И ты в любви моей утонешь, и душу ревностью отравишь.
А, о других уже не вспомнишь. Моим рабом навеки станешь.
«… «Он ноги об тебя вытирает. А, ты и не замечаешь», — она покачала головой, устало, огорчённо. Поднялась со скамьи, прошлась вдоль. Раз, два… Потом, замерла около. Заглянула в глаза той, что притихла с самого краешку, на оббитых временем ламелях. Прибавила в голос металла и спросила снова: «Как ты можешь это всё терпеть? Ты же — не раба. Не наложница, в гареме. Или я чего-то не знаю?»
Ты чего-то не знаешь…
Ты не знаешь. Ничего.
Когда я попала к нему, всё в нём меня завораживало. Прекрасный, белокаменный дворец. Дивный сад, с фонтанами и райскими птицами. Сонм прислуги, призраками скользящей по бесчисленным комнатам и переходам. Яства заморские, прежде и не пробованные мною. И дурманящие вина, из кубков чеканного серебра. Да, я и без них была, словно опоённая. Когда он спускался по мраморным лестницам из своих покоев, всё замирало вокруг. Слуги — по надобности. Жёны — по привычке. И весь мир — по моей безмерной любви. Всё переставало существовать. Лишь он, мягко ступая и поправляя небрежно заломившуюся складку на рукаве. Разрешал мирозданию вздрогнуть и двинуться дальше. В те редкие минуты, что он следовал мимо меня, я умирала. И молила лишь об одном — «заметь».
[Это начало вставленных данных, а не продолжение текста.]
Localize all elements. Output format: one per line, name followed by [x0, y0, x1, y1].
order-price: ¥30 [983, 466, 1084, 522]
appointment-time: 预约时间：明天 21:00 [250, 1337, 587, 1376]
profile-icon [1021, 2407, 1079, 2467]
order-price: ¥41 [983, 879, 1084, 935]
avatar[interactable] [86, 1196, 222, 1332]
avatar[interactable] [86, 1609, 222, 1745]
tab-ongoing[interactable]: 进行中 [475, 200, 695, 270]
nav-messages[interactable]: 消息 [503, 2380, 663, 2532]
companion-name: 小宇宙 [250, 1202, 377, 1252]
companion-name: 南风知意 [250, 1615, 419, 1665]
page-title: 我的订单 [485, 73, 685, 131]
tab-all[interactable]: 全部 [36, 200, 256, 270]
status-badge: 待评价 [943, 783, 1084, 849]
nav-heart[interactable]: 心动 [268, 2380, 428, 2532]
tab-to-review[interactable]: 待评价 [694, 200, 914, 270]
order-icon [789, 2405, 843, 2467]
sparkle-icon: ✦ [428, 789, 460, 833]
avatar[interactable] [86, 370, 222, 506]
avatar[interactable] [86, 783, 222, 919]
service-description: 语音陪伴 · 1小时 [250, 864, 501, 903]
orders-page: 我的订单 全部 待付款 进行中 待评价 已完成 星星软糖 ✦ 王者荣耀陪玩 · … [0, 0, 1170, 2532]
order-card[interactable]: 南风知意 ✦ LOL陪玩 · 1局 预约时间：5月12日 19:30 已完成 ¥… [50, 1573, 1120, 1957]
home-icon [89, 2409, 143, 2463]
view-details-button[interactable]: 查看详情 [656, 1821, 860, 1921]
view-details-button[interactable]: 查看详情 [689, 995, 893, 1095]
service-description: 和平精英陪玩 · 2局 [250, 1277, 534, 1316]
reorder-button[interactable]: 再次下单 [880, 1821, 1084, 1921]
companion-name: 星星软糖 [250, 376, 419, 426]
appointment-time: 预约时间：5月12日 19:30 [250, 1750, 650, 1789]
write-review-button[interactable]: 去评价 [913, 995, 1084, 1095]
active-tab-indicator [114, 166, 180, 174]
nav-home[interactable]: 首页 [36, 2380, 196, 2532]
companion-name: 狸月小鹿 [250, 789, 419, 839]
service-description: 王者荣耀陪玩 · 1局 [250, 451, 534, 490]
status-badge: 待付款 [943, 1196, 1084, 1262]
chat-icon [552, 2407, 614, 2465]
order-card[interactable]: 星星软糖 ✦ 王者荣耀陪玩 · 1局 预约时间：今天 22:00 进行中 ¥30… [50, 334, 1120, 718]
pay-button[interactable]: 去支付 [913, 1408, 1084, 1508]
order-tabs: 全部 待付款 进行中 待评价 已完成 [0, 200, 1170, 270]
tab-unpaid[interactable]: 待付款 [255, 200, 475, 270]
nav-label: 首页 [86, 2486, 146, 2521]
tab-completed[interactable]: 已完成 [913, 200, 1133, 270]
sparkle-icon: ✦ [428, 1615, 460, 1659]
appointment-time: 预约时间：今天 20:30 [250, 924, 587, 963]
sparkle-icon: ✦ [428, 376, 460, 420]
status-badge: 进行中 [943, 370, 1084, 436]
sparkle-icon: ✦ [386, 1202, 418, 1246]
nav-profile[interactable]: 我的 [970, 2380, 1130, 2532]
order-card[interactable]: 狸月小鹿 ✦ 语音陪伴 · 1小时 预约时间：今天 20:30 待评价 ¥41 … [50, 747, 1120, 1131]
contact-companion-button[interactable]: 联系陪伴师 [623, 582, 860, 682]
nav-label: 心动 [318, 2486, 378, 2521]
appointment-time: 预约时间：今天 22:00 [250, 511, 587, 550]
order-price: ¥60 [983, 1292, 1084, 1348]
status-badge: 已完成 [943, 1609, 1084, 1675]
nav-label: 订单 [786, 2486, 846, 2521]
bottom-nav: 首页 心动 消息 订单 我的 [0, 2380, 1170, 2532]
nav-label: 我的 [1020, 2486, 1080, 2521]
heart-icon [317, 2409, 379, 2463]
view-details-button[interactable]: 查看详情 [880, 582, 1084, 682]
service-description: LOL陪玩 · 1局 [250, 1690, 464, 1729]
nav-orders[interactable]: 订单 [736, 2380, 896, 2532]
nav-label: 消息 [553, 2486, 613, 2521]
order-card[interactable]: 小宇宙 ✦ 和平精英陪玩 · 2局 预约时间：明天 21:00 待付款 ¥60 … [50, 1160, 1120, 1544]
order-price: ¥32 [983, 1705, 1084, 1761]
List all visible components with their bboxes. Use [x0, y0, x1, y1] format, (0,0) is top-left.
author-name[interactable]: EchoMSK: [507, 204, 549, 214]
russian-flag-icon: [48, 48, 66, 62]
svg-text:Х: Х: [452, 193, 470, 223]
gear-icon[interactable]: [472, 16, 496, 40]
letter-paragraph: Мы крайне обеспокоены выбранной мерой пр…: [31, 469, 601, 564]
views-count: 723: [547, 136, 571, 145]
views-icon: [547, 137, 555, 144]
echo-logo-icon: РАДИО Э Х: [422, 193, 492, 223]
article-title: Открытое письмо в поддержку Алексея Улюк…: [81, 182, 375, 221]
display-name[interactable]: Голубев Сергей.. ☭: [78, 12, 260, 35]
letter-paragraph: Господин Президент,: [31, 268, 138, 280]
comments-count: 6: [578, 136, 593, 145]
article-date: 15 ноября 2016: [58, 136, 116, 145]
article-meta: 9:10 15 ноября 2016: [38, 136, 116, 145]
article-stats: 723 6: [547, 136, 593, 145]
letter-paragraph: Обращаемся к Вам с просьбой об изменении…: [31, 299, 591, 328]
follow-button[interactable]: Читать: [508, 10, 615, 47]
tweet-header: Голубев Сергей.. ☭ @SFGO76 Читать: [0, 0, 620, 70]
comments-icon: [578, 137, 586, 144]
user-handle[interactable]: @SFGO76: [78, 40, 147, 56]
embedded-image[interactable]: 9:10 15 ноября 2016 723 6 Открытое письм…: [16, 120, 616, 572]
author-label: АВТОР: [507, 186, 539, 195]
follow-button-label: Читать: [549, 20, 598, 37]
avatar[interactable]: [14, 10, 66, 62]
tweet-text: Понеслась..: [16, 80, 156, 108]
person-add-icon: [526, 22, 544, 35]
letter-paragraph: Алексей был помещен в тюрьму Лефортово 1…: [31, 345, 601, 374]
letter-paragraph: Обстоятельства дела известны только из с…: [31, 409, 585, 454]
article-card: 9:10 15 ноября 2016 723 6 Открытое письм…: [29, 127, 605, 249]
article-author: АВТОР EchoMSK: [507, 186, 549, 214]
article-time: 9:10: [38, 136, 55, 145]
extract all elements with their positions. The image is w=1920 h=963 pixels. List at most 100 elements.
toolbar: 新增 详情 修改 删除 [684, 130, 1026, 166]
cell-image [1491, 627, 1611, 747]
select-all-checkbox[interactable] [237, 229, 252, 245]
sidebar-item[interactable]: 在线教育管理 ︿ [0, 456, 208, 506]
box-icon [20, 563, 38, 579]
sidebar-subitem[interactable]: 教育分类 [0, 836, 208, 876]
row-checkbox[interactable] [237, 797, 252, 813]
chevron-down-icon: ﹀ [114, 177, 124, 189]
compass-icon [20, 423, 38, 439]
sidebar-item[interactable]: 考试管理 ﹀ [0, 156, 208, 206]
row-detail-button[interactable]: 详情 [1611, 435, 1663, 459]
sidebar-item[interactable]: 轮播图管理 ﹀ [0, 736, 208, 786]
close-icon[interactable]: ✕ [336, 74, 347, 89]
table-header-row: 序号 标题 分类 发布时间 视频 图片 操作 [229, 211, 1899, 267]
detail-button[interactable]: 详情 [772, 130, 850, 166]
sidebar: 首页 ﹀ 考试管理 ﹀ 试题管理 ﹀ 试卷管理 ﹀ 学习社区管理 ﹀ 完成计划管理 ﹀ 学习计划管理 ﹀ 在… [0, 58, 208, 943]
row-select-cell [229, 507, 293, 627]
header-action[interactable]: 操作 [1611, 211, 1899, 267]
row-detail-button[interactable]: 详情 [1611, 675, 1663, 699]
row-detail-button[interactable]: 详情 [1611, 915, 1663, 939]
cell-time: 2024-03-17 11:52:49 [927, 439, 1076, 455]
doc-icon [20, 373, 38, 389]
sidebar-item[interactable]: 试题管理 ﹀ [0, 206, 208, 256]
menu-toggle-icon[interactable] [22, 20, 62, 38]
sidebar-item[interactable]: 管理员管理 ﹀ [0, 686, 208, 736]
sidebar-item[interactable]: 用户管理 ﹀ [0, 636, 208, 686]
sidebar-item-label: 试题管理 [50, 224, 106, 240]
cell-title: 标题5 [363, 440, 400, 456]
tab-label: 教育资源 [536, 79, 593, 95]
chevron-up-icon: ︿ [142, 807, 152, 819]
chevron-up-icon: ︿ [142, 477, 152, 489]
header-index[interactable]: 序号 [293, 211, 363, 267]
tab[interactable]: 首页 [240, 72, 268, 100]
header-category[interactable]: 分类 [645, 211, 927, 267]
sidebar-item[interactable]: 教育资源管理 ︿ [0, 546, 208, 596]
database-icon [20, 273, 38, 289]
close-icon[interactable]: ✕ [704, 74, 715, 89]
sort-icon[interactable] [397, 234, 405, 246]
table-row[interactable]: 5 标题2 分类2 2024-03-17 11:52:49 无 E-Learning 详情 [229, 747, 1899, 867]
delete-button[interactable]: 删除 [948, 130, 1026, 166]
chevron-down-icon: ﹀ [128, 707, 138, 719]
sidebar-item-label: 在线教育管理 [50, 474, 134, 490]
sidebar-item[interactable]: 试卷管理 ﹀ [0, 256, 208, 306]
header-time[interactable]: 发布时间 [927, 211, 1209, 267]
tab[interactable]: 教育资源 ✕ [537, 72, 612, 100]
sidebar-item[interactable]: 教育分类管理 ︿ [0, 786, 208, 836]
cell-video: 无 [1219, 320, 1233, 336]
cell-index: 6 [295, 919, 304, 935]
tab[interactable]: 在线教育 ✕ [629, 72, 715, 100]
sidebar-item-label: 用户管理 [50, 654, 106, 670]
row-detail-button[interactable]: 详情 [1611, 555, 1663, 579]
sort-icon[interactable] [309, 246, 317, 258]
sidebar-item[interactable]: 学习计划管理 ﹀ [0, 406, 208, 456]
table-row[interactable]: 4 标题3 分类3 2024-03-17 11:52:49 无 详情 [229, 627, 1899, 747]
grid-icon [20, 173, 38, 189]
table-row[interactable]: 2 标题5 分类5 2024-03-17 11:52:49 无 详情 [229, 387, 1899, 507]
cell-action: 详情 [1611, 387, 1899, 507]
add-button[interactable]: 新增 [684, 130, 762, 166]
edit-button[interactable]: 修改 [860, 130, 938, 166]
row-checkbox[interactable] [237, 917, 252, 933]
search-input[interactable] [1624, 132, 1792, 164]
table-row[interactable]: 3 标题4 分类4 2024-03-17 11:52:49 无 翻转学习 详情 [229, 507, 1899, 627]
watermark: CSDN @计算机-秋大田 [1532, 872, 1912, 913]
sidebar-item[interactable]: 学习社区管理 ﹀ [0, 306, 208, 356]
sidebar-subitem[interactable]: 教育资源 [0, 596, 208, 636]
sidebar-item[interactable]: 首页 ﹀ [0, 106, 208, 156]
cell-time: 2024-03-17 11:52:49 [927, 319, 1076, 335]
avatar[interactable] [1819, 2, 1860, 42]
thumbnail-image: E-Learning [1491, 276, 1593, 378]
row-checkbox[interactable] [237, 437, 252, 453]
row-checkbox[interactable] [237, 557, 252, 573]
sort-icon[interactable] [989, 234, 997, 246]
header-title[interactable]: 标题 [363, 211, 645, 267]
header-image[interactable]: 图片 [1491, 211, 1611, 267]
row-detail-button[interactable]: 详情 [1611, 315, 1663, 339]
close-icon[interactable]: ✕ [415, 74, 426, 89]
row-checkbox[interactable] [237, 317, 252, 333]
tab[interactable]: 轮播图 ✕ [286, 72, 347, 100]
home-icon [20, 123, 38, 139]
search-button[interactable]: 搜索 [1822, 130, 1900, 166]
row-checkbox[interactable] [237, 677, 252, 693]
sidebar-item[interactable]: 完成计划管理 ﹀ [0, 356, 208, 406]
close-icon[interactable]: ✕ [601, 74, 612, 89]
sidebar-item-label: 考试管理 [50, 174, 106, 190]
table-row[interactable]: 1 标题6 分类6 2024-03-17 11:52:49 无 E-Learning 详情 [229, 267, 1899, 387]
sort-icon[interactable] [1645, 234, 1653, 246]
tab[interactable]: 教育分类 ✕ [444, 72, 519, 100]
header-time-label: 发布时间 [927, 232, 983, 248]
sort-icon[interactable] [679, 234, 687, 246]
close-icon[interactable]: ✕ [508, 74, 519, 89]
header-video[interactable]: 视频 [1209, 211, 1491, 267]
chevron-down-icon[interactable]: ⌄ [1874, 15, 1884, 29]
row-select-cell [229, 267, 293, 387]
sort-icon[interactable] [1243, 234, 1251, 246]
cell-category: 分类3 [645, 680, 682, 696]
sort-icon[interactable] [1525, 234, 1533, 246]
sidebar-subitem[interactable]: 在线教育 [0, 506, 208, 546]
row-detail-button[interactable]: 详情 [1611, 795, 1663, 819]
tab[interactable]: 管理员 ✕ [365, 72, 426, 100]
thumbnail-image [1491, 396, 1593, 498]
Долгие месяцы, роскошествуя и нежась дивной жизнью. Я предлагала Небесам мену. «В рыбацкой хижине — с ним, вместо дворца — без него». Меня ничуть не тяготили бесчисленные прочие его жёны. Мне не нужно было то, чем оделял их он. Я тосковала по взгляду, в котором, кроме меня — просто нет никому больше места. Не заведено и не задумано. И какой толк и радость от ночи в его спальне. Если на утро он и не вспомнит — как меня зовут.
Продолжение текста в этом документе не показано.